Over the past three years, the Permian has been the focus of both oil analyst and buyers’ attention. Most of the new drilling and asset acquisitions in America took place in the fastest-growing U.S. shale region, thanks to the Permian’s lower breakeven prices compared to other shale plays.
The Permian continues to be a coveted area for buyers, but competition for scooping the best acres has intensified, driving asset prices significantly higher.
Now some independent and smaller players are looking to gain access to assets outside of the Permian because this year’s higher oil prices have made other U.S. shale plays profitable again.
The Permian will continue to be the biggest growth story in U.S. shale until 2027, but companies have started to look for opportunities in other plays to boost production and do deals that add value to their resources, Wood Mackenzie’s Chief Analyst and Chairman Simon Flowers wrote in an analysis published in Forbes.
In the last three years, a third of the world’s upstream spending on mergers and acquisitions (M&A) took place in the U.S. Lower 48. The Permian attracted $2 out of every $3 spent in U.S. shale, WoodMac has estimated.
Yet, over the past few months, more and more deals outside the Permian have been announced. In just one week at the end of October and early November, three takeovers worth a total of US$13.7 billion were focused on assets outside the Permian.
Denbury Resources said it would buy Penn Virginia in a deal that adds Penn Virginia’s assets in the Eagle Ford to Denbury’s portfolio.
Chesapeake Energy said it was buying WildHorse Resource Development, whose operations are in the Eagle Ford and Austin Chalk formations in southeast Texas.
Encana Corporation said it would acquire Newfield Exploration Company, adding 360,000 net acres of premium assets in the STACK/SCOOP. Related: Another Nuclear Megaproject Bites The Dust
These non-Permian transactions show that buyers are looking to add value in other U.S. plays. There are five key reasons for those three deals, according to Greig Aitken, head of M&A Analysis, and Robert Clarke, Director, U.S. Lower 48 Research, at Wood Mackenzie.
First, with higher oil prices this year, areas other than the Permian are back in the money, such as the Eagle Ford and STACK/SCOOP.
Then, market access is currently easier from the Eagle Ford to the Gulf Coast than it is from Midland, Texas, which is 400 miles away and doesn’t have enough pipeline capacity to carry all the oil to the coast.
The third reason for the deals is the buyers’ goal to diversify assets, according to WoodMac.

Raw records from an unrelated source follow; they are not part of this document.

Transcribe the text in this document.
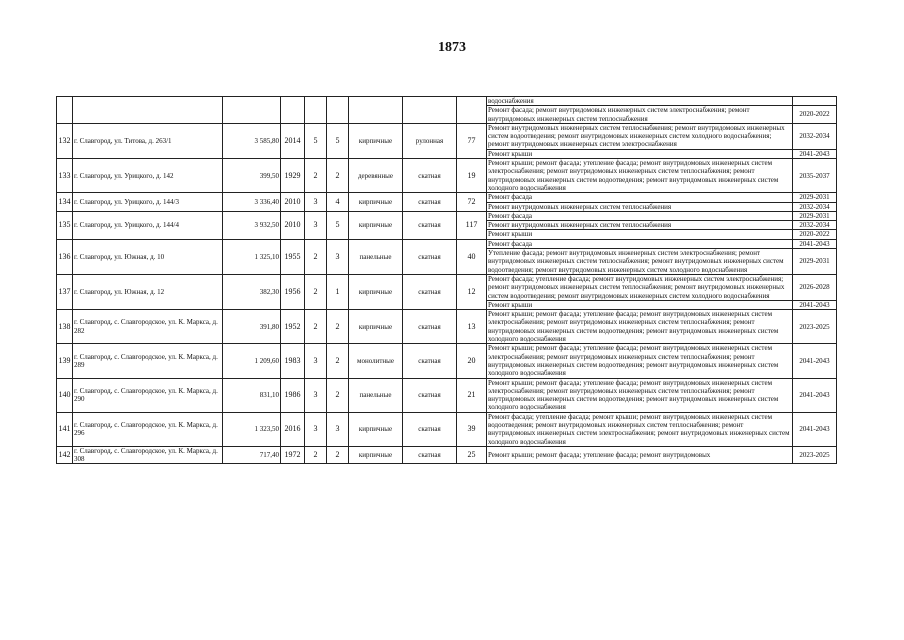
1873
									водоснабжения	
									Ремонт фасада; ремонт внутридомовых инженерных систем электроснабжения; ремонт внутридомовых инженерных систем теплоснабжения	2020-2022
132	г. Славгород, ул. Титова, д. 263/1	3 585,80	2014	5	5	кирпичные	рулонная	77	Ремонт внутридомовых инженерных систем теплоснабжения; ремонт внутридомовых инженерных систем водоотведения; ремонт внутридомовых инженерных систем холодного водоснабжения; ремонт внутридомовых инженерных систем электроснабжения	2032-2034
									Ремонт крыши	2041-2043
133	г. Славгород, ул. Урицкого, д. 142	399,50	1929	2	2	деревянные	скатная	19	Ремонт крыши; ремонт фасада; утепление фасада; ремонт внутридомовых инженерных систем электроснабжения; ремонт внутридомовых инженерных систем теплоснабжения; ремонт внутридомовых инженерных систем водоотведения; ремонт внутридомовых инженерных систем холодного водоснабжения	2035-2037
134	г. Славгород, ул. Урицкого, д. 144/3	3 336,40	2010	3	4	кирпичные	скатная	72	Ремонт фасада	2029-2031
									Ремонт внутридомовых инженерных систем теплоснабжения	2032-2034
135	г. Славгород, ул. Урицкого, д. 144/4	3 932,50	2010	3	5	кирпичные	скатная	117	Ремонт фасада	2029-2031
									Ремонт внутридомовых инженерных систем теплоснабжения	2032-2034
									Ремонт крыши	2020-2022
136	г. Славгород, ул. Южная, д. 10	1 325,10	1955	2	3	панельные	скатная	40	Ремонт фасада	2041-2043
									Утепление фасада; ремонт внутридомовых инженерных систем электроснабжения; ремонт внутридомовых инженерных систем теплоснабжения; ремонт внутридомовых инженерных систем водоотведения; ремонт внутридомовых инженерных систем холодного водоснабжения	2029-2031
137	г. Славгород, ул. Южная, д. 12	382,30	1956	2	1	кирпичные	скатная	12	Ремонт фасада; утепление фасада; ремонт внутридомовых инженерных систем электроснабжения; ремонт внутридомовых инженерных систем теплоснабжения; ремонт внутридомовых инженерных систем водоотведения; ремонт внутридомовых инженерных систем холодного водоснабжения	2026-2028
									Ремонт крыши	2041-2043
138	г. Славгород, с. Славгородское, ул. К. Маркса, д. 282	391,80	1952	2	2	кирпичные	скатная	13	Ремонт крыши; ремонт фасада; утепление фасада; ремонт внутридомовых инженерных систем электроснабжения; ремонт внутридомовых инженерных систем теплоснабжения; ремонт внутридомовых инженерных систем водоотведения; ремонт внутридомовых инженерных систем холодного водоснабжения	2023-2025
139	г. Славгород, с. Славгородское, ул. К. Маркса, д. 289	1 209,60	1983	3	2	монолитные	скатная	20	Ремонт крыши; ремонт фасада; утепление фасада; ремонт внутридомовых инженерных систем электроснабжения; ремонт внутридомовых инженерных систем теплоснабжения; ремонт внутридомовых инженерных систем водоотведения; ремонт внутридомовых инженерных систем холодного водоснабжения	2041-2043
140	г. Славгород, с. Славгородское, ул. К. Маркса, д. 290	831,10	1986	3	2	панельные	скатная	21	Ремонт крыши; ремонт фасада; утепление фасада; ремонт внутридомовых инженерных систем электроснабжения; ремонт внутридомовых инженерных систем теплоснабжения; ремонт внутридомовых инженерных систем водоотведения; ремонт внутридомовых инженерных систем холодного водоснабжения	2041-2043
141	г. Славгород, с. Славгородское, ул. К. Маркса, д. 296	1 323,50	2016	3	3	кирпичные	скатная	39	Ремонт фасада; утепление фасада; ремонт крыши; ремонт внутридомовых инженерных систем водоотведения; ремонт внутридомовых инженерных систем теплоснабжения; ремонт внутридомовых инженерных систем электроснабжения; ремонт внутридомовых инженерных систем холодного водоснабжения	2041-2043
142	г. Славгород, с. Славгородское, ул. К. Маркса, д. 308	717,40	1972	2	2	кирпичные	скатная	25	Ремонт крыши; ремонт фасада; утепление фасада; ремонт внутридомовых	2023-2025
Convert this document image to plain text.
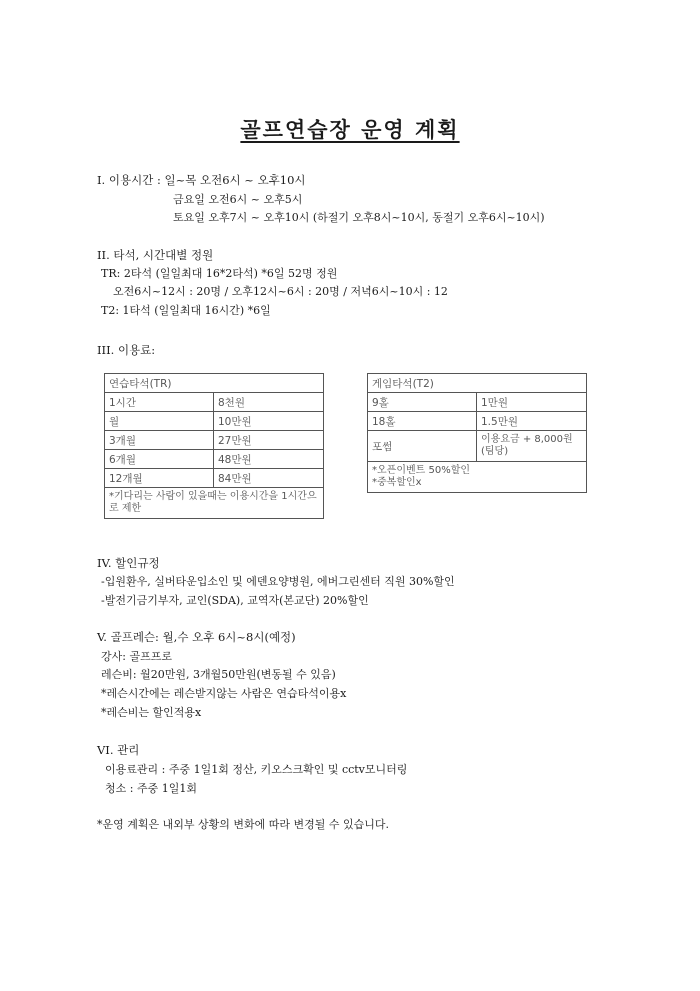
골프연습장 운영 계획
I. 이용시간 : 일~목 오전6시 ~ 오후10시
금요일 오전6시 ~ 오후5시
토요일 오후7시 ~ 오후10시 (하절기 오후8시~10시, 동절기 오후6시~10시)
II. 타석, 시간대별 정원
TR: 2타석 (일일최대 16*2타석) *6일 52명 정원
오전6시~12시 : 20명 / 오후12시~6시 : 20명 / 저녁6시~10시 : 12
T2: 1타석 (일일최대 16시간) *6일
III. 이용료:
연습타석(TR)	
1시간	8천원
월	10만원
3개월	27만원
6개월	48만원
12개월	84만원
*기다리는 사람이 있을때는 이용시간을 1시간으로 제한	
게임타석(T2)	
9홀	1만원
18홀	1.5만원
포썸	이용요금 + 8,000원(팀당)

*오픈이벤트 50%할인
*중복할인x	
IV. 할인규정
-입원환우, 실버타운입소인 및 에덴요양병원, 에버그린센터 직원 30%할인
-발전기금기부자, 교인(SDA), 교역자(본교단) 20%할인
V. 골프레슨: 월,수 오후 6시~8시(예정)
강사: 골프프로
레슨비: 월20만원, 3개월50만원(변동될 수 있음)
*레슨시간에는 레슨받지않는 사람은 연습타석이용x
*레슨비는 할인적용x
VI. 관리
이용료관리 : 주중 1일1회 정산, 키오스크확인 및 cctv모니터링
청소 : 주중 1일1회
*운영 계획은 내외부 상황의 변화에 따라 변경될 수 있습니다.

Encana gets access to STACK/SCOOP with the Newfield deal, adding it to its resources in the Permian and the Montney plays. Denbury buys into the Eagle Ford for more diverse drilling opportunities and can use its enhanced oil recovery (EOR) experience into the play in the long term. Chesapeake’s acquisition of WildHorse adds higher risk growth acreage to its mature Eagle Ford assets.
The fourth reason for the deals is that while the Permian is increasingly becoming the playground of Big Oil and larger companies, assets in the Eagle Ford, Bakken, or STACK/SCOOP—while more challenging for achieving economies of scale—could add growth potential for some smaller and independent firms.
Finally, there’s value, WoodMac’s analysts say. The Permian’s value may be in a whole different league compared to other plays, but it has become too expensive for smaller players with the dramatic asset inflation, which is absent in other shale areas.
Yet, the recent deals outside the Permian don’t mean that the star U.S. shale play is fading away. They mean that the Permian is currently not the only area in the U.S. shale patch where buyers can add value to their asset positions, according to Wood Mackenzie.
“Permania’s not over. It’s still the hottest growth play on the planet, with production set to jump by at least 2 million barrels per day through 2027 more than double the rate of the other tight oil plays combined,” WoodMac says.